Rolling vs. Quarterly Spread Bets: The Dividend Difference
The way dividends are accounted for also varies between rolling spread bets and quarterly spread bets. Here’s how it works:
- Rolling Spread Bets: These reflect dividend adjustments on the ex-dividend date, meaning you’ll see a credit (or deduction if you’re short) in your account on that day.
- Quarterly Spread Bets: Dividends are already baked into the price. As a result, you won’t receive a separate dividend adjustment.
If you’re looking to trade around dividends, rolling spread bets are the way to go, as they give you immediate visibility and control over the adjustment.
The Long and Short of Spread Bet Dividends
Did you know that if you hold a short position in a stock or an index such as the UK 100, you have to pay the dividend (i.e. have an equivalent amount deducted from your account) on the ex-dividend date for the benefit of those who will receive it? That’s all fine and above board, but you will be interested to know that you pay 100% of the dividend on a short position compared with receiving 80%-90% of the dividend on a long position — so it may appear as though the spread betting company simply pockets the difference.
In the same spirit, note that whereas you pay overnight financing charges on long rolling spread bets, in theory you can receive financing charges on short positions, and again the spread betting company pockets the difference by paying out (for example) Sterling Overnight Index Average (SONIA)-2% to short traders while taking in (for example) SONIA + 2% from long traders. Notice that in this equation, a low SONIA rate (at say 1%) minus 2% would yield a figure of -1% as the financing received by short traders; so in a low interest rate environment even short spread bettors will pay financing charges to hold their positions.
When Dividends are Paid
Unlike on an ordinary stock position where a dividend becomes payable if you hold the stock at the ex-dividend date, but is not paid until some weeks later, on a spread bet the dividend adjustment is made immediately at the ex-dividend date.

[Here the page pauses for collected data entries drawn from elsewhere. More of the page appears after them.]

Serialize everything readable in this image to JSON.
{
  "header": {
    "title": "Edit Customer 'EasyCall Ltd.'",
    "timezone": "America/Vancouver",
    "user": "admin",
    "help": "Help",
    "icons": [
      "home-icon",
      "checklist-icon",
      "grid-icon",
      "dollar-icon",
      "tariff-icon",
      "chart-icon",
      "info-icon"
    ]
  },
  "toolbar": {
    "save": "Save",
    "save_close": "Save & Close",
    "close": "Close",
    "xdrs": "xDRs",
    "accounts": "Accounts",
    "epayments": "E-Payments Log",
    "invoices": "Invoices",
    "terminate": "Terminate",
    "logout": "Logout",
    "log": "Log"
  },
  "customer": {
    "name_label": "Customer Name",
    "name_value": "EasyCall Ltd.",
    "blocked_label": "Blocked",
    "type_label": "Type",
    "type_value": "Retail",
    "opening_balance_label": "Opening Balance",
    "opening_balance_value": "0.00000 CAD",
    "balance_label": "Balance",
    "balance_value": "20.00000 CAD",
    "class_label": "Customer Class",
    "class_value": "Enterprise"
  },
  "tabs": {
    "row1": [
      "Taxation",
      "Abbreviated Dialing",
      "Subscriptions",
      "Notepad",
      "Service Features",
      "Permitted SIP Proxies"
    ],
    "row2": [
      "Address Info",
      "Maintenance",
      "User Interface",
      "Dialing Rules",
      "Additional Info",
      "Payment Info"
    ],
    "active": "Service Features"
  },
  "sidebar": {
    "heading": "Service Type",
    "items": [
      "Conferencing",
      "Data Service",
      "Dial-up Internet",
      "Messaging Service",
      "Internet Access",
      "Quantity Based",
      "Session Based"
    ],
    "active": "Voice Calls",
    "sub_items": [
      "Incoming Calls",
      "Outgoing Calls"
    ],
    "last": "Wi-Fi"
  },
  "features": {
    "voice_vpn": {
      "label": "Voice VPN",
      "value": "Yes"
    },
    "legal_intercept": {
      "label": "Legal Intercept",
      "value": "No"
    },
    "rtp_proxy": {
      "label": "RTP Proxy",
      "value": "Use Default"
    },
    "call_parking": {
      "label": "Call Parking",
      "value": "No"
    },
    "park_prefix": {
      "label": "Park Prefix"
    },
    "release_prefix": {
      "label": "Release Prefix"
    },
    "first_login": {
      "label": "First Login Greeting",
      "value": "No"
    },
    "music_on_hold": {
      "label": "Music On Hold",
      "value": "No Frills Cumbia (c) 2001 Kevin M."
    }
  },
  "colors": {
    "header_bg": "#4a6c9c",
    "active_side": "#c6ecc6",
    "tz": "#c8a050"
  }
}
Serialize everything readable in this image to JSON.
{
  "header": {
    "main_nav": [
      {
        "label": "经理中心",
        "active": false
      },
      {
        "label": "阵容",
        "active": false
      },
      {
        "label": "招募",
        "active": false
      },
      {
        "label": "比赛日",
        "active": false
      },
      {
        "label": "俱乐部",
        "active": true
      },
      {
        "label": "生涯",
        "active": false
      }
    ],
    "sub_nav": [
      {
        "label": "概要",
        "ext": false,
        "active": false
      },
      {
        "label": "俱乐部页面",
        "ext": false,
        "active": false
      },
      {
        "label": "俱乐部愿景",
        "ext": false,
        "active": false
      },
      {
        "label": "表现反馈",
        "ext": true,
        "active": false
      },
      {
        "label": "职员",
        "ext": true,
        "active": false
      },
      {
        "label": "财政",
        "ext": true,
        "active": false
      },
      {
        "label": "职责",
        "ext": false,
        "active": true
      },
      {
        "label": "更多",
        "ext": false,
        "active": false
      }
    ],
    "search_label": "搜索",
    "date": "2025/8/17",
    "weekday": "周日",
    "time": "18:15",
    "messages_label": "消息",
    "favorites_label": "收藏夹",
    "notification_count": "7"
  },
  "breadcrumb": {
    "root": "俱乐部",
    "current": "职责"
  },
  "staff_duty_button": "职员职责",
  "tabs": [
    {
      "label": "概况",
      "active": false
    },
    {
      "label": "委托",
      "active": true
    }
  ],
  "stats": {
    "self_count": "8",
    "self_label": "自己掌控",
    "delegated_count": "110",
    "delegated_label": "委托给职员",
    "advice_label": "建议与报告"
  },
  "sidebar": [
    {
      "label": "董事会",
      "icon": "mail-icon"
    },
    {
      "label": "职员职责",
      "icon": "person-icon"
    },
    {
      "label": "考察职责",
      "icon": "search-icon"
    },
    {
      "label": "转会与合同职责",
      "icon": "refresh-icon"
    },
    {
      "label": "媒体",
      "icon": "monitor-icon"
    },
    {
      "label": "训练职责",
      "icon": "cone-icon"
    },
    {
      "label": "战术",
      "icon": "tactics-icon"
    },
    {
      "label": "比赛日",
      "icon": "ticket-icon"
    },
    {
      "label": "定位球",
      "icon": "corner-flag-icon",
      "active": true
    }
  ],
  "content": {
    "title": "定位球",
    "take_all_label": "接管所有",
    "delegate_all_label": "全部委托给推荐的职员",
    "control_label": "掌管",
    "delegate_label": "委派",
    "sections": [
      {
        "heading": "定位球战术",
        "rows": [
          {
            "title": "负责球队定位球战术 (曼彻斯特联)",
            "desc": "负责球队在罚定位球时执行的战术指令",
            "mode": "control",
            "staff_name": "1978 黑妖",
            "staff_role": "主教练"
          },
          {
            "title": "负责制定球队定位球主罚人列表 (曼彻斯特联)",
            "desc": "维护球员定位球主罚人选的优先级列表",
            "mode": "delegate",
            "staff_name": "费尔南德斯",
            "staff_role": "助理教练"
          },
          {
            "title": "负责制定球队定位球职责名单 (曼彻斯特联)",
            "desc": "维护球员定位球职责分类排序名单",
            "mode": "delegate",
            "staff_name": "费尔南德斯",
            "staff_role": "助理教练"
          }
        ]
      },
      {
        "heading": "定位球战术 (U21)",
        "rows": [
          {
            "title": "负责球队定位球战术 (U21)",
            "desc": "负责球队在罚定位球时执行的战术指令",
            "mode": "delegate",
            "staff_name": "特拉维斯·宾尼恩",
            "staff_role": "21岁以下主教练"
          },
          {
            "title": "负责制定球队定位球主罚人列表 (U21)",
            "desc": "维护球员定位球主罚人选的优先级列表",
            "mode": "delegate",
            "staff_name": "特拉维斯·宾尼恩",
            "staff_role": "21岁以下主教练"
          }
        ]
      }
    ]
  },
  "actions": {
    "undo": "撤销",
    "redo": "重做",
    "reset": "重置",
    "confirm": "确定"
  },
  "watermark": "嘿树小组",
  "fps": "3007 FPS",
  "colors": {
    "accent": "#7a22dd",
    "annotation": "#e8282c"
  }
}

No Free Lunch when Capturing Dividends
Many novice spread bettors and stock traders believe that they can get a free lunch by taking a position immediately before the ex-dividend date, banking (or becoming eligible for) the dividend, and then closing the position the next day. What they fail to realise, and it may be hard to spot when prices are fluctuating, is that when a company pays out a dividend of (let’s say) 5% its share price falls by the same 5% to reflect the fact that no new money has been created and subsequent purchasers of the stock will not receive the benefit of the dividend.
Final Thoughts: Dividends Aren’t Everything
Dividends can be a nice bonus for spread bettors, but they shouldn’t dominate your trading strategy. Whether you’re trading for income or growth, understanding how dividends are handled in spread betting is crucial for managing expectations and making informed decisions.
And for those traditional investors out there, it’s worth considering how spread betting’s tax and cost advantages could complement your long-term strategy. Just remember: there’s no such thing as a free lunch—but with a little know-how, you can make dividends work in your favor.